Tradisi Khataman Al Qur’an Sistem Sewa untuk Dihadiahkan Kepada Orang yang Telah Meninggal?

Kebiasaan yang masih langgeng sampai saat ini, utamanya di desa-desa, adalah tradisi mengkhatamkan al Qur’an dengan cara menyewa atau mengupah orang lain. Biasanya, mengundang tiga puluh orang dan satu orang satu juz. Mereka membaca secara bersama-sama. Kisaran lima belas menit selesai. Pahala dari khataman al Qur’an berjamaah tersebut dihadiahkan untuk kerabat atau keluarga yang telah meninggalkan dunia.

Tradisi ini tidak luput dari sorotan sekte Islam yang sangat puritan dan radikal. Mereka memvonis sebagai amalan bid’ah dan pahalanya tidak sampai kepada mereka yang telah meninggal. Sebab tidak pernah terjadi pada masa Nabi dan tidak ada dalilnya dalam Islam. Apakah benar demikian? Atau kaum radikal yang belum tuntas membaca literasi klasik karya para ulama?

Karena ternyata, tradisi mengupah orang untuk mengkhatamkan al Qur’an dan pahalanya dihadiahkan kepada orang yang telah meninggal telah dibahas oleh para ulama sejak dulu. Akad ini termasuk akad ijarah (sewa).

Dalam fikih, akad ijarah sah untuk setiap amalan yang tidak wajib diniati ibadah. Seperti adzan, mengajarkan al Qur’an dan perawatan janazah. Sayyid Abdurrahman bin Muhammad bin Husain bin Umar, yang masyhur dengan sapaan Ba’alawi menjelaskan hal ini dalam karyanya Bughyatu al Mustarsyidin.
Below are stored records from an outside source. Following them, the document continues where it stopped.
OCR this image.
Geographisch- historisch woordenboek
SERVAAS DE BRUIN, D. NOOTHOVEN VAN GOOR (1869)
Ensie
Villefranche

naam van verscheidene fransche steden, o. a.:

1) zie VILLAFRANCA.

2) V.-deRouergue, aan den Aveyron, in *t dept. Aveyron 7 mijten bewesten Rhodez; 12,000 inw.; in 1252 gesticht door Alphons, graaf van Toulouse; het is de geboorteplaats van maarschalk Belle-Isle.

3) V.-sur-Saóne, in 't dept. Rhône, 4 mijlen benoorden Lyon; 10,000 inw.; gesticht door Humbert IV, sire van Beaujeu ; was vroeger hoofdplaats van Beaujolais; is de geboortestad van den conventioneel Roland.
Ditegaskan dalam kitab ini, bahwa pahala dari bacaan yang dihadiahkan untuk mayit sampai kepada mereka. Suatu hari seseorang lewat di pekuburan, ia kemudian membaca surat al Fatihah dan pahalanya dihadiahkan kepada penghuni pekuburan tersebut. Pahala surat al Fatihah tersebut sampai kepada mereka seutuhnya. Satu persatu, menurut Ibnu Hajar, mendapat pahala surat al Fatihah secara utuh. Bukan satu pahala surat al Fatihah dibagi untuk mereka semua seperti pendapat beberapa ulama. Keterangan semisal juga terdapat dalam kitab Fatawa al Kubra dan kitab Tuhfatu al Muhtaj.
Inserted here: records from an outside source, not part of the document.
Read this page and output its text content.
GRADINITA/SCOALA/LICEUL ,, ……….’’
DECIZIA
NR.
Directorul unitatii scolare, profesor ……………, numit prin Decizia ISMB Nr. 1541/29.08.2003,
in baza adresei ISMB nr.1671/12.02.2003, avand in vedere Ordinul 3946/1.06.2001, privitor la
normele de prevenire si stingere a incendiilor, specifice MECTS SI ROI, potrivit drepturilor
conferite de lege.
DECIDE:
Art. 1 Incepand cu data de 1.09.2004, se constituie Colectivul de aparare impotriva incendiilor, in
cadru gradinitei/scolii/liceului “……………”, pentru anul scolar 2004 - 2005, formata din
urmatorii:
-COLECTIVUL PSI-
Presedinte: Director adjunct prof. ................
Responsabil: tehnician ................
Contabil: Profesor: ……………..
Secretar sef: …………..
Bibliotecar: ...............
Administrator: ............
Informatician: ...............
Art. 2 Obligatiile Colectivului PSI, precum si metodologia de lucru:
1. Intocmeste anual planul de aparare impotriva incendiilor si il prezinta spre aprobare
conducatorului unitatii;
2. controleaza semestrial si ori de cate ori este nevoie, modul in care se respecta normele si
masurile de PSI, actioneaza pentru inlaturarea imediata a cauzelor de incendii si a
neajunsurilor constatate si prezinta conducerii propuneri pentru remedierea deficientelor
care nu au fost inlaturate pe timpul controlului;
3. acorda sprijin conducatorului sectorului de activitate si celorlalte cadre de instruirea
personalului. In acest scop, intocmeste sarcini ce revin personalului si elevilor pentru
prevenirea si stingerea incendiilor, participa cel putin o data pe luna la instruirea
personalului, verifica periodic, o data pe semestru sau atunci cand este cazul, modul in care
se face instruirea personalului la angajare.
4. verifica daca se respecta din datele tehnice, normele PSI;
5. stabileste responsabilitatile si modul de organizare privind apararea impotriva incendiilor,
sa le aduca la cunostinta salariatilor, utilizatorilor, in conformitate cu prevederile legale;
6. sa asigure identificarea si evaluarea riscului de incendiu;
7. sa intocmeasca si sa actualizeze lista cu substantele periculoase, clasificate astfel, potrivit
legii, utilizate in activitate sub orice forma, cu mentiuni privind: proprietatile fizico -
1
Lebih rinci tentang tema ini dibahas dalam kitab I’anatu al Thalibin (3/112-113). Bahwa menyewa seseorang untuk membaca al Qur’an yang pahalanya dihadiahkan untuk orang yang telah meninggal hukumnya sah dan orang yang disewa berhak mendapatkan upah. Dengan syarat dibaca disamping kuburannya, atau dibaca di tempat lain tetapi disertai doa bahwa pahalanya untuk mereka yang telah disebutkan oleh empunya hajat, atau dibaca didekat orang orang yang menyewa, dan atau dibaca beserta niat dalam hati.

Semua imam madhab fikih; Syafi’i, Maliki, Hanafi dan Hanbali sepakat tentang sahnya menyewa orang lain untuk membaca al Qur’an dan pahalanya dihadiahkan kepada orang yang telah meninggal. Dengan demikian, jelas bahwa tradisi khataman al Qur’an dengan sistem sewa yang pahalanya dihadiahkan kepada orang lain yang telah meninggal bukan tanpa dalil. Dalilnya ada, jelas serta mudah ditemukan dalam kitab-kitab klasik yang mu’tabarah (bisa dipertanggungjawabkan). Kalau demikian, mereka yang menyebutnya sebagai bid’ah karena belum membaca literatur-literatur tersebut.